Peter Bradshaw 

3 Iron

Peter Bradshaw: Able to combine, in a unique way, a facility for violence with a knack for reticent, even pastoral gentleness: a kind of Punk Buddhism ... an engaging work.
  
  

3-Iron
Engaging work ... Lee Hyun-kyoon as Tae-suk Photograph: PR

What would Peter Alliss make of it? Kim Ki-duk is a director who has been able to combine, in a unique way, a facility for violence with a knack for reticent, even pastoral gentleness: a kind of Punk Buddhism.

3 Iron is an almost wordless movie which follows a burglar, Sun-hwa (Lee Seung-yeon) who breaks in - not to steal but merely stay the night, take a bath, do some laundry.
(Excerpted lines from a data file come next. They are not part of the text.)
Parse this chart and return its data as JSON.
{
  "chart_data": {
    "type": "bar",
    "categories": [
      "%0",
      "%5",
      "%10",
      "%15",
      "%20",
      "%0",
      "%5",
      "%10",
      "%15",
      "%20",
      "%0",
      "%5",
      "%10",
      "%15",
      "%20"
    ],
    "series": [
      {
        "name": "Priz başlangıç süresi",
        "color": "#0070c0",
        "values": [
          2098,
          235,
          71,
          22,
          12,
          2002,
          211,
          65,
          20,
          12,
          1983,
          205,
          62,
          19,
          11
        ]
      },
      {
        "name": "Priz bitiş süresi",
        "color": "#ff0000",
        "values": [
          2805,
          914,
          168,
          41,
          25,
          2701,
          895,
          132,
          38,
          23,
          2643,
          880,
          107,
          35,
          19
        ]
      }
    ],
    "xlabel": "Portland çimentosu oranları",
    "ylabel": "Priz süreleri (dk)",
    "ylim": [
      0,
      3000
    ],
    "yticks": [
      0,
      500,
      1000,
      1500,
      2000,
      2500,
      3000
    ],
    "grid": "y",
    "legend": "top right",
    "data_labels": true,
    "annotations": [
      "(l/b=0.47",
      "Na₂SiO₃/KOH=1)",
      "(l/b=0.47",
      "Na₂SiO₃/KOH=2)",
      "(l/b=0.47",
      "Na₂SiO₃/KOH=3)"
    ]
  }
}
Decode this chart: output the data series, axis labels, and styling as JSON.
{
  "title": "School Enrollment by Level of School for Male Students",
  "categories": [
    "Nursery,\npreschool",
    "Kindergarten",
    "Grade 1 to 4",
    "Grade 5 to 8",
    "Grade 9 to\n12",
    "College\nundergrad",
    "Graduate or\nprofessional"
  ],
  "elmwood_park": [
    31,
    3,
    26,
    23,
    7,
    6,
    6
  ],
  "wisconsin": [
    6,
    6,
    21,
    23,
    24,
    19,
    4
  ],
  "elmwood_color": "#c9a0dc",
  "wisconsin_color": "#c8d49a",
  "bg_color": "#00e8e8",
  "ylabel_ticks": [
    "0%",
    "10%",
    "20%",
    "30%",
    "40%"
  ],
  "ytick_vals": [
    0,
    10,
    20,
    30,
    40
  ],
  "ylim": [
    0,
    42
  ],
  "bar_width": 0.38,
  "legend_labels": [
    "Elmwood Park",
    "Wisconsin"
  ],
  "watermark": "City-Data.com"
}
Then he finds a woman, Tae-suk (Lee Hyun-kyoon) who has been beaten up by her husband and without exchanging a word they fall ecstatically in love, and he exacts vengeance on the husband by whacking golf balls at him with the eponymous weapon.

The director shows how Sun-hwa is a corporeal ghost, floating through the lives of the prosperous and the not so prosperous, and Tae-suk passionately joins him in this secret state.

It is not as a good a movie as Kim's Spring, Summer, Autumn, Winter ... and Spring, but still an engaging work by a very original film-maker.